18 января 1943 года
15 февраля 2022 г., 18:56
Примечания:
публичная бета открыта!
Александр отстраненно думал, что граммофон не передавал и доли той красоты, что хранила в себе звучавшая сейчас музыка. Механизм бухтел, скрипел на высоких нотах и заикался на низких, как очень неумелый певец; но хотя бы не фальшивил. Второй вальс Шостаковича в исполнении граммофона был все так же нежен, легок и весел, но проигрывал живому исполнению полнотой звука и совсем не обволакивающим эхом, скудно отражающимся от стен небольшой квартиры в двадцать первом доме по Гороховой улице. Мишу такие тонкости, кажется, совсем не заботили.
Его светлые ресницы трепетали от довольства, а руки обнимали так тепло, что воздух из легких уходил сам собой. Они уже давно не танцевали — так, покачивались в ритм бодрой музыке; честно говоря, даже ворчать о вопиющем неуважении к прекрасному танцу и композиции не хотелось. Александр уютно устроил щеку на крепком Мишином плече и, словно в тумане, наблюдал, как Москва слушает музыку и собственные ощущения. Мелодия его мимики Александру была знакома от и до, но только недавно вернулась возможность снова раскладывать ее по нотам и партиям — зрение. Волшебный, почти сакральный момент происходил сейчас, и Ленинград собирался запомнить его вдоль и поперек: от того, как интимно горели три свечи в подсвечнике на комоде, до полуулыбки на чужих губах, предназначенной не ему даже, а каким-то далеким, очевидно теплым мыслям.
Миша приехал сегодня в третьем часу дня, взмыленный, широко улыбающийся и очень соскучившийся. Его визит стал неожиданностью, потому Ленинград встретил гостя не причесанный и заспанный. На столе как раз осталось не дописанное вчера письмо белобрысой сатане, которая со свойственной ей бессовестностью врывалась в привычный порядок вещей и переворачивала все с ног на голову; так, как ей самой хотелось.

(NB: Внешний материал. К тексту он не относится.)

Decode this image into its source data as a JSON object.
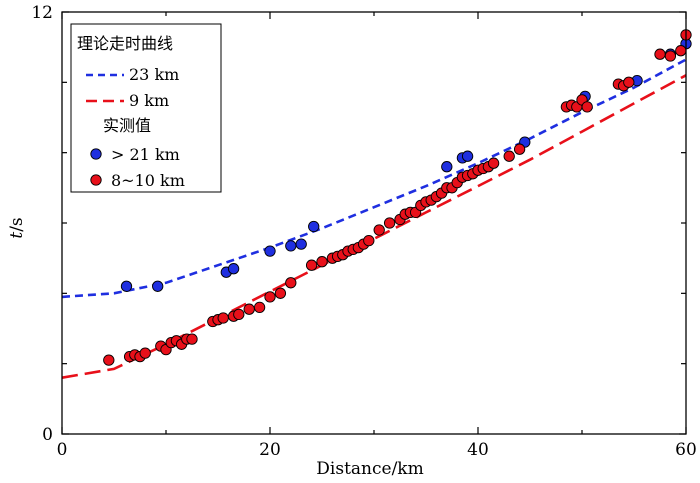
{
  "chart_data": {
    "type": "scatter",
    "xlabel": "Distance/km",
    "ylabel_italic": "t",
    "ylabel_unit": "/s",
    "xlim": [
      0,
      60
    ],
    "ylim": [
      0,
      12
    ],
    "x_ticks": [
      0,
      20,
      40,
      60
    ],
    "y_ticks": [
      0,
      12
    ],
    "legend": {
      "position": "top-left",
      "title_theory": "理论走时曲线",
      "title_observed": "实测值",
      "entries": {
        "curve_23": "23 km",
        "curve_9": "9 km",
        "obs_deep": "> 21 km",
        "obs_shallow": "8~10 km"
      }
    },
    "colors": {
      "blue": "#1f2fe0",
      "red": "#e8101a"
    },
    "curves": [
      {
        "name": "23 km",
        "color": "#1f2fe0",
        "dash": "short",
        "x": [
          0,
          5,
          10,
          15,
          20,
          25,
          30,
          35,
          40,
          45,
          50,
          55,
          60
        ],
        "y": [
          3.9,
          4.0,
          4.3,
          4.8,
          5.3,
          5.85,
          6.45,
          7.05,
          7.7,
          8.4,
          9.15,
          9.85,
          10.65
        ]
      },
      {
        "name": "9 km",
        "color": "#e8101a",
        "dash": "long",
        "x": [
          0,
          5,
          10,
          15,
          20,
          25,
          30,
          35,
          40,
          45,
          50,
          55,
          60
        ],
        "y": [
          1.6,
          1.85,
          2.55,
          3.3,
          4.05,
          4.8,
          5.55,
          6.3,
          7.05,
          7.8,
          8.6,
          9.4,
          10.2
        ]
      }
    ],
    "series": [
      {
        "name": "> 21 km",
        "color": "#1f2fe0",
        "x": [
          6.2,
          9.2,
          15.8,
          16.5,
          20.0,
          22.0,
          23.0,
          24.2,
          37.0,
          38.5,
          39.0,
          44.5,
          50.3,
          55.3,
          58.5,
          60.0
        ],
        "y": [
          4.2,
          4.2,
          4.6,
          4.7,
          5.2,
          5.35,
          5.4,
          5.9,
          7.6,
          7.85,
          7.9,
          8.3,
          9.6,
          10.05,
          10.8,
          11.1
        ]
      },
      {
        "name": "8~10 km",
        "color": "#e8101a",
        "x": [
          4.5,
          6.5,
          7.0,
          7.5,
          8.0,
          9.5,
          10.0,
          10.5,
          11.0,
          11.5,
          12.0,
          12.5,
          14.5,
          15.0,
          15.5,
          16.5,
          17.0,
          18.0,
          19.0,
          20.0,
          21.0,
          22.0,
          24.0,
          25.0,
          26.0,
          26.5,
          27.0,
          27.5,
          28.0,
          28.5,
          29.0,
          29.5,
          30.5,
          31.5,
          32.5,
          33.0,
          33.5,
          34.0,
          34.5,
          35.0,
          35.5,
          36.0,
          36.5,
          37.0,
          37.5,
          38.0,
          38.5,
          39.0,
          39.5,
          40.0,
          40.5,
          41.0,
          41.5,
          43.0,
          44.0,
          48.5,
          49.0,
          49.5,
          50.0,
          50.5,
          53.5,
          54.0,
          54.5,
          57.5,
          58.5,
          59.5,
          60.0
        ],
        "y": [
          2.1,
          2.2,
          2.25,
          2.2,
          2.3,
          2.5,
          2.4,
          2.6,
          2.65,
          2.55,
          2.7,
          2.7,
          3.2,
          3.25,
          3.3,
          3.35,
          3.4,
          3.55,
          3.6,
          3.9,
          4.0,
          4.3,
          4.8,
          4.9,
          5.0,
          5.05,
          5.1,
          5.2,
          5.25,
          5.3,
          5.4,
          5.5,
          5.8,
          6.0,
          6.1,
          6.25,
          6.3,
          6.3,
          6.5,
          6.6,
          6.65,
          6.75,
          6.85,
          7.0,
          7.0,
          7.15,
          7.3,
          7.35,
          7.4,
          7.5,
          7.55,
          7.6,
          7.7,
          7.9,
          8.1,
          9.3,
          9.35,
          9.3,
          9.5,
          9.3,
          9.95,
          9.9,
          10.0,
          10.8,
          10.75,
          10.9,
          11.35
        ]
      }
    ]
  }
}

Грудь переполнило чувствами так, что казалось, будто они могут выплеснуть из-под ребер кипятком; в попытке с ними совладать, Александр с тихим выдохом чуть повернул голову и ткнулся носом Мише в шею, чем тут же вывел его из задумчивого транса. Москва проснулся моментально, и вот, лишенный теперь этой прекрасной тишины в теле и мыслях, он уже осознанно перехватил Сашину руку удобнее и снова повел в вальсе, не таком активном, как минут двадцать назад. За ним поспевать было непросто, и Ленинград проклинал свою слабость — как будто среди ночи поплелся пить воды и разбудил.
— Ты там уснул, зорюшка? — Москва звучал ласково, хрипловато, будто спросонья, и тихо, чтобы не перебить музыку. Сколько бы он не кичился, чувства прекрасного в нем было достаточно, чтобы уважать такие уединенные моменты, наполненные спокойствием, созиданием и нежностью.
Александр слегка поелозил носом по Мишиному плечу, чем вызвал мягкий смешок.
— Ну ладно, тогда хватит. Натанцуемся еще, насмотрюсь на этот ужас вдоволь.
Ленинград тут же поднял голову и страшно стрельнул серыми глазами, а Миша бессовестно рассмеялся, утягивая его в сторону дивана. Они на мягкие подушки свалились, как два мешка с картошкой — с хлопком и беспорядочно. От такого всплеска активности даже граммофон, кажется, лишний раз икнул и подпрыгнул на кофейном столике.
— Эта шутка такая же старая, как и ты, Миша.
Комнату рассек всплеск хохота, пораженного и возмущенного.
— Танцевать — это твоя идея; нечего искушать, а потом обвинять!
Саша снова угрожающе сверкнул глазами и молниеносно вытащил из-под их бока диванную подушку, чтобы хорошенько зарядить ей бессовестному Мише по лбу. А Москва все хохотал — и искрился счастьем так ярко, что уличный холод отступал, а одиночество боязливо пряталось в глубокие закрома сознания. Ленинград смеялся вслед за ним, как губка впитывающий чужое веселье и полноту чувств.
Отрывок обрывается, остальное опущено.